Miguel Maya, CEO do BCP, recentemente explicou ao Cinco Minutos as consequências de uma medida que tem gerado bastante discussão no mercado imobiliário: a limitação de crédito à habitação a 90% do valor da casa. Embora não conteste a decisão, Maya faz questão de desmontar a intenção por trás dessa medida, destacando que os bancos não estão dispostos a assumir riscos irracionais e que, na verdade, essa limitação acaba por prejudicar os compradores, obrigando-os a arrendar uma casa até que tenham os 10% de capital necessários para concretizar a compra. Em outras palavras, essa medida acaba por fazer com que os compradores desperdicem dinheiro.

Para entendermos melhor essa questão, é importante analisarmos o contexto atual do mercado imobiliário em Portugal. Nos últimos anos, temos assistido a um aumento significativo nos preços das casas, principalmente nas grandes cidades. Isso tem sido impulsionado por diversos fatores, como a crescente procura por imóveis para investimento, a falta de oferta de casas acessíveis e a facilidade de acesso ao crédito à habitação. No entanto, essa última questão tem sido alvo de preocupação por parte das autoridades, que temem uma possível bolha imobiliária.

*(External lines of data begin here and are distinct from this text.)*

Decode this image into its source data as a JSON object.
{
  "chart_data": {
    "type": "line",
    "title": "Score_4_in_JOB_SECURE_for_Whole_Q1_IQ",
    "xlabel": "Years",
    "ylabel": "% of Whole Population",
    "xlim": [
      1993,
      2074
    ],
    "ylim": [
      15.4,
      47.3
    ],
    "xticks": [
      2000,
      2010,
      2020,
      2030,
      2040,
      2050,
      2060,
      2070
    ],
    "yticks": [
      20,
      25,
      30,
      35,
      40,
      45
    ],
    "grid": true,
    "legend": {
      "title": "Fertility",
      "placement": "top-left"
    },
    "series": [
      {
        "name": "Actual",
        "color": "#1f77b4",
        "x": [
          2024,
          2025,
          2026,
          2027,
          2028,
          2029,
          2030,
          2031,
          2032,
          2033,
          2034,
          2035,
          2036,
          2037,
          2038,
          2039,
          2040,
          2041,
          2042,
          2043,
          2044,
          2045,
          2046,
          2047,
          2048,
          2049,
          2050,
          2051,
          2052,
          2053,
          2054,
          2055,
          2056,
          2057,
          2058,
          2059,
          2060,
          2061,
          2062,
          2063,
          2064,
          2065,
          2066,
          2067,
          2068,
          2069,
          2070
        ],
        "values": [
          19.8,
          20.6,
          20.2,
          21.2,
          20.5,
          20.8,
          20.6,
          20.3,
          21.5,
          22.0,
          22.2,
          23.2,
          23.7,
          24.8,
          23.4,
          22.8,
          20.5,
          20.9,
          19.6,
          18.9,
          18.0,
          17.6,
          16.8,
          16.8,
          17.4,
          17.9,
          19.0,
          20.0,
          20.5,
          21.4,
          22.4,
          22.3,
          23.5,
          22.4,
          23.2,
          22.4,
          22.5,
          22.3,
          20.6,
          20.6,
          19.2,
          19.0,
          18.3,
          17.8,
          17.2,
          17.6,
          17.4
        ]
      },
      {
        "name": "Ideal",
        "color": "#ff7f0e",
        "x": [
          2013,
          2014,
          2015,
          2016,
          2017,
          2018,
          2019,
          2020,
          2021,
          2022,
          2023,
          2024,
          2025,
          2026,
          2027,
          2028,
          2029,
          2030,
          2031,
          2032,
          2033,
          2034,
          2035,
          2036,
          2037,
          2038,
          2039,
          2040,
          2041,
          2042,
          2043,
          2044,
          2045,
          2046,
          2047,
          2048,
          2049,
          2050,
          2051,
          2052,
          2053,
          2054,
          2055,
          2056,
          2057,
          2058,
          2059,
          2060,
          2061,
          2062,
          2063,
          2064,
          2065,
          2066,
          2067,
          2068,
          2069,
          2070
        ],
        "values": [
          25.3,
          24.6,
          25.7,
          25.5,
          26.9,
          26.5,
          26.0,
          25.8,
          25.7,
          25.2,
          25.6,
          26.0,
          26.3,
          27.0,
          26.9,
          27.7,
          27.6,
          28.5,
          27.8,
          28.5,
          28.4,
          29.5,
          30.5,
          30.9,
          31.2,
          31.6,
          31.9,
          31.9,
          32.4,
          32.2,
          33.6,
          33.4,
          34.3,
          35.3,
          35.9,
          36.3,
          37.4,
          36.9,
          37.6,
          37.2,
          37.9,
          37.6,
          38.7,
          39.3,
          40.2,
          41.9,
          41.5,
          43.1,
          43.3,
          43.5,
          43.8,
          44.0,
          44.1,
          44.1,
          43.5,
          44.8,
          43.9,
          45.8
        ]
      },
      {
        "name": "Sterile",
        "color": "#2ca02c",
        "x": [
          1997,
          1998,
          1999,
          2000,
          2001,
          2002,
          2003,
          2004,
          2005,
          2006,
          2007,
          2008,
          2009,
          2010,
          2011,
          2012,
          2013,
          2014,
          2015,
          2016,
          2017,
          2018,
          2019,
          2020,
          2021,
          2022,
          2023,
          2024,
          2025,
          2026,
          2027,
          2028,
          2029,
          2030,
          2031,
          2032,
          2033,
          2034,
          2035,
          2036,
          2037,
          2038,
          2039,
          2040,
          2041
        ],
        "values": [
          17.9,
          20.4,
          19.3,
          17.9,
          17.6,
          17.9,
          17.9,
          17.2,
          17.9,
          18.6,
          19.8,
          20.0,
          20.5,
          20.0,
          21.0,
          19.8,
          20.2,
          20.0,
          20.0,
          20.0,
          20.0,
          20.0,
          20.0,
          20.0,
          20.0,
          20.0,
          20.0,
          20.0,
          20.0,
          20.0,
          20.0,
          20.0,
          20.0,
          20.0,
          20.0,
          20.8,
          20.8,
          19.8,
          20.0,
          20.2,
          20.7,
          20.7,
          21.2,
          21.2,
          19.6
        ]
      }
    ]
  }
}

Nesse sentido, o Banco de Portugal decidiu limitar o crédito à habitação a 90% do valor da casa, com o objetivo de evitar que os bancos assumam riscos excessivos e garantir a estabilidade do sistema financeiro. No entanto, essa medida tem gerado críticas por parte de alguns especialistas, como Miguel Maya, que acreditam que ela pode ter efeitos negativos para os compradores.

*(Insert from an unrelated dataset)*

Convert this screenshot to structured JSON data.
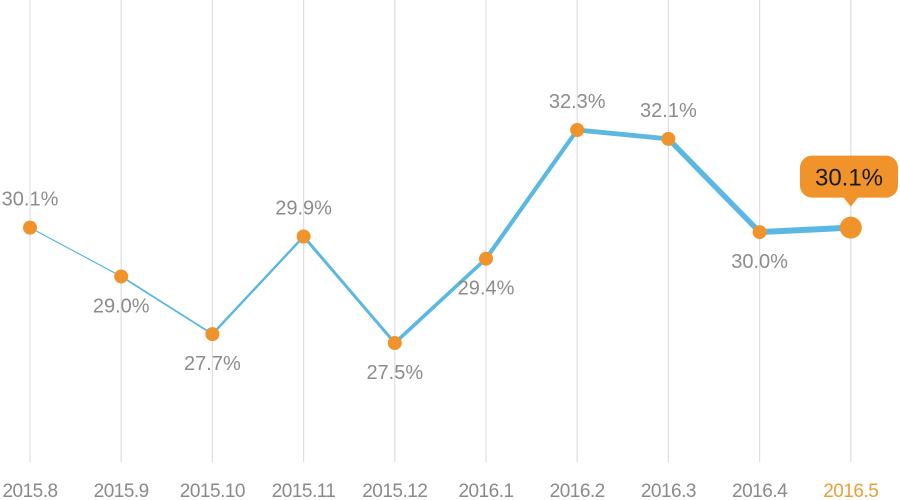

Maya destaca que, historicamente, nunca houve problemas sistémicos relacionados ao crédito à habitação em Portugal. Os bancos sempre foram cautelosos na concessão de empréstimos, avaliando cuidadosamente a capacidade de pagamento dos clientes e exigindo garantias suficientes. Além disso, o CEO do BCP ressalta que o mercado imobiliário é cíclico e que, em algum momento, os preços das casas irão estabilizar ou até mesmo diminuir, o que reduziria o risco para os bancos.

Ao limitar o crédito à habitação a 90% do valor da casa, os compradores são obrigados a terem pelo menos 10% de capital próprio para concretizar a compra. Isso pode ser um grande obstáculo para muitas pessoas, principalmente para aqueles que estão a dar os primeiros passos no mercado imobiliário. Além disso, essa limitação pode levar a um aumento no número de arrendamentos, o que pode gerar custos adicionais para os compradores.

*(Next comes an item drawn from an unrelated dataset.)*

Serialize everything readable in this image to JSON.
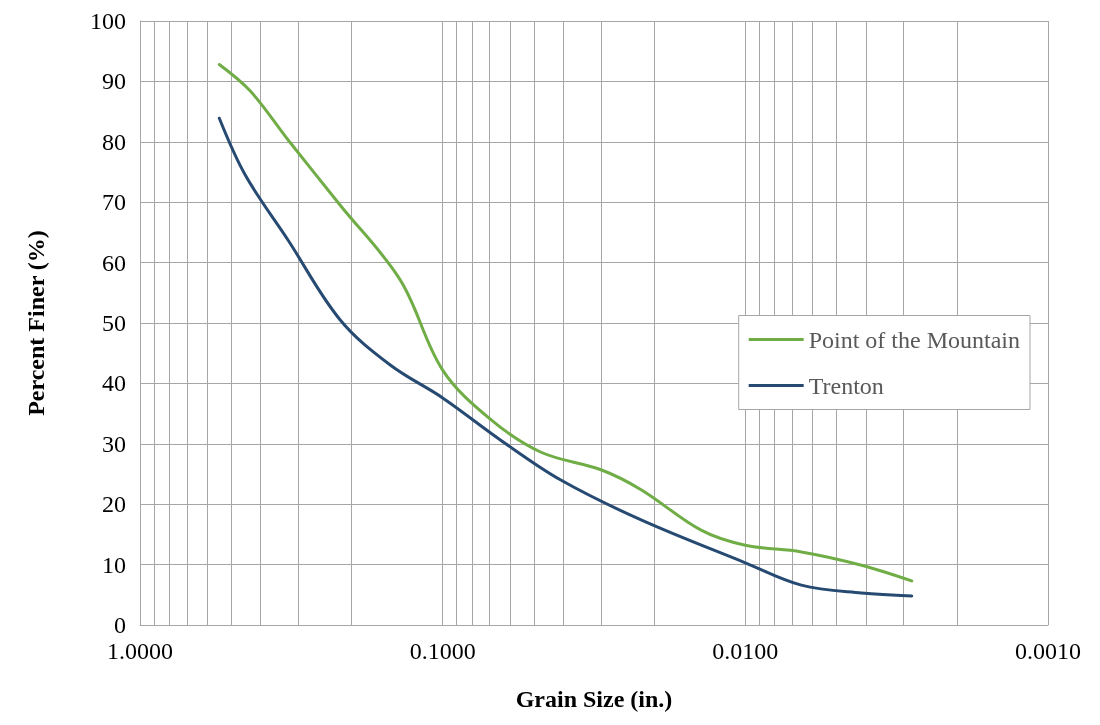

Maya também destaca que essa medida acaba por prejudicar a economia como um todo. Ao limitar o acesso ao crédito, o mercado imobiliário pode desacelerar, afetando não apenas os compradores, mas também os construtores, imobiliárias e outros profissionais envolvidos no setor. Além disso, a limitação do crédito pode afetar a confiança dos investidores no mercado imobiliário português, o que pode ter impactos negativos a longo prazo.

Diante desse cenário, Miguel Maya defende que é importante encontrar um equilíbrio entre a estabilidade do sistema financeiro e a acessibilidade ao crédito à habitação. Ele sugere que, ao invés de limitar o crédito a 90% do valor da casa, os bancos poderiam adotar outras medidas de precaução, como aumentar as taxas de juros ou exigir garantias adicionais. Dessa forma, seria possível manter a estabilidade do sistema financeiro sem prejudicar os compradores.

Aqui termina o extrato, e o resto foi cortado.